The contemporary attacks on the inspiration and inerrancy of Scripture are often couched in an attitude of twenty-first century hubris. Those people did not have computers. They did not have cell phones and modern medical knowledge. They did not send men to the moon or put satellites in orbit. So how could they have possibly had any meaningful knowledge of transcendent truths? The Bible was not written using modern language and categories; therefore, how can it be at all relevant to us today? Couple this with carefully selected texts demonstrating apparent “contradiction,” and it is easy to see why many Christians are embarrassed by the historical confession of the perfection and inspiration of the Bible. “We just can’t speak like that anymore. We need a new way of looking at the Bible,” we are told.

Have we grown so much wiser than our predecessors? Were the great men and women of God of the past naïve when it came to the Bible? Should we abandon inerrancy and speak of the Bible in postmodern terms? Or is there a reason to continue to believe that God has spoken with truthful clarity in Scripture?

CAREFULLY DEFINING THE ISSUES

There is no question that Christians have attributed things to the Bible that it never attributes to itself. Ignorance of the Bible’s authors, its historical context, languages, canon, and overall purpose has led to all sorts of odd claims about the Bible down through church history.
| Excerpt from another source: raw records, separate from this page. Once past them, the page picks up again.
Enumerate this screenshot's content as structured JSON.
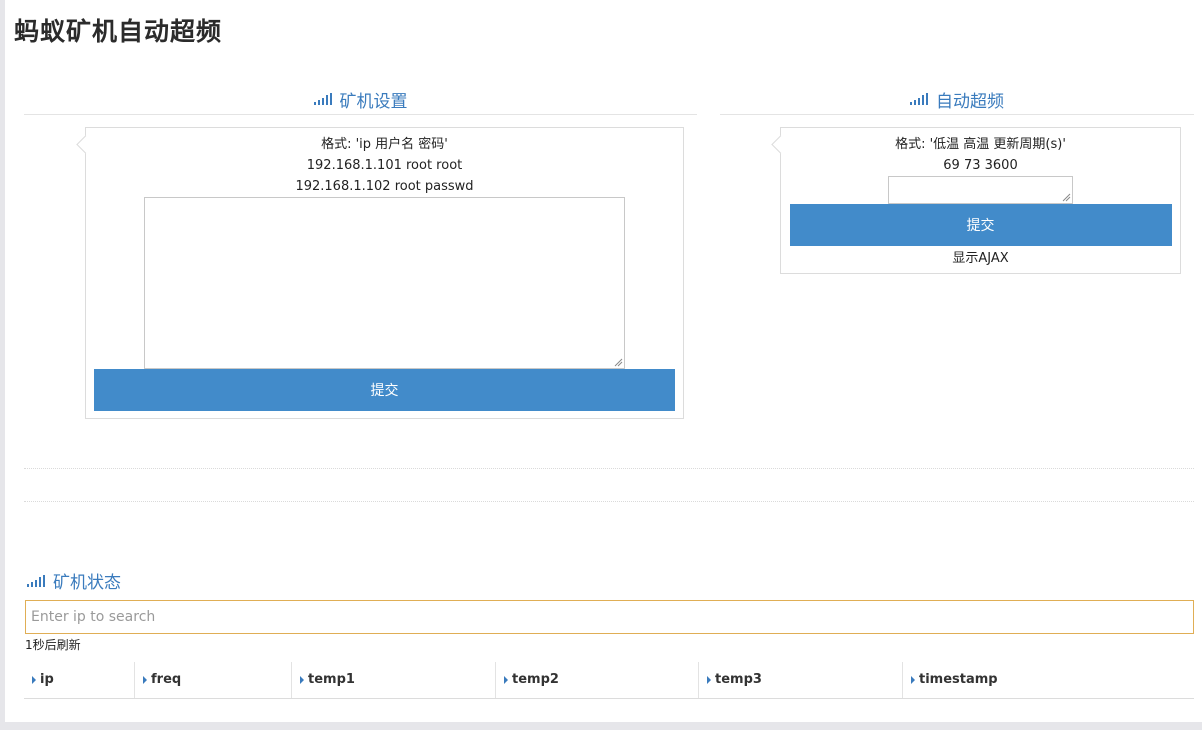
{
  "page": {
    "title": "蚂蚁矿机自动超频"
  },
  "miner_settings": {
    "header": "矿机设置",
    "format_label": "格式: 'ip 用户名 密码'",
    "examples": [
      "192.168.1.101 root root",
      "192.168.1.102 root passwd"
    ],
    "textarea_value": "",
    "submit_label": "提交"
  },
  "auto_overclock": {
    "header": "自动超频",
    "format_label": "格式: '低温 高温 更新周期(s)'",
    "example": "69 73 3600",
    "input_value": "",
    "submit_label": "提交",
    "ajax_label": "显示AJAX"
  },
  "miner_status": {
    "header": "矿机状态",
    "search_placeholder": "Enter ip to search",
    "refresh_text": "1秒后刷新",
    "columns": [
      "ip",
      "freq",
      "temp1",
      "temp2",
      "temp3",
      "timestamp"
    ]
  },
  "colors": {
    "accent": "#428bca",
    "header_text": "#3a7bbd",
    "search_border": "#e0ae55"
  },
  "icons": {
    "section_icon": "signal-bars-icon",
    "column_icon": "caret-right-icon"
  }
}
Claims that the Bible is a handbook to nuclear physics or that it contains startling scientific secrets are easily (and truthfully) refuted.

The acts of the ignorant over the centuries do not determine the nature of Scripture, however. We must think carefully and clearly about what Scripture is so that when we speak of its authority, nature, and accuracy, we are standing on solid ground. It is just this kind of clear, careful thinking that marks the work of the scholars who crafted the Chicago Statement in 1978.1 Though the entire statement is lengthy, the summary statement is brief enough to be of assistance to us here:

1. God, who is Himself Truth and speaks truth only, has inspired Holy Scripture in order thereby to reveal Himself to lost mankind through Jesus Christ as Creator and Lord, Redeemer and Judge. Holy Scripture is God’s witness to Himself.

2. Holy Scripture, being God’s own Word, written by men prepared and superintended by His Spirit, is of infallible divine authority in all matters upon which it touches: It is to be believed, as God’s

instruction, in all that it affirms; obeyed, as God’s command, in all that it requires; embraced, as God’s pledge, in all that it promises.

3. The Holy Spirit, Scripture’s divine Author, both authenticates it to us by His inward witness and opens our minds to understand its meaning.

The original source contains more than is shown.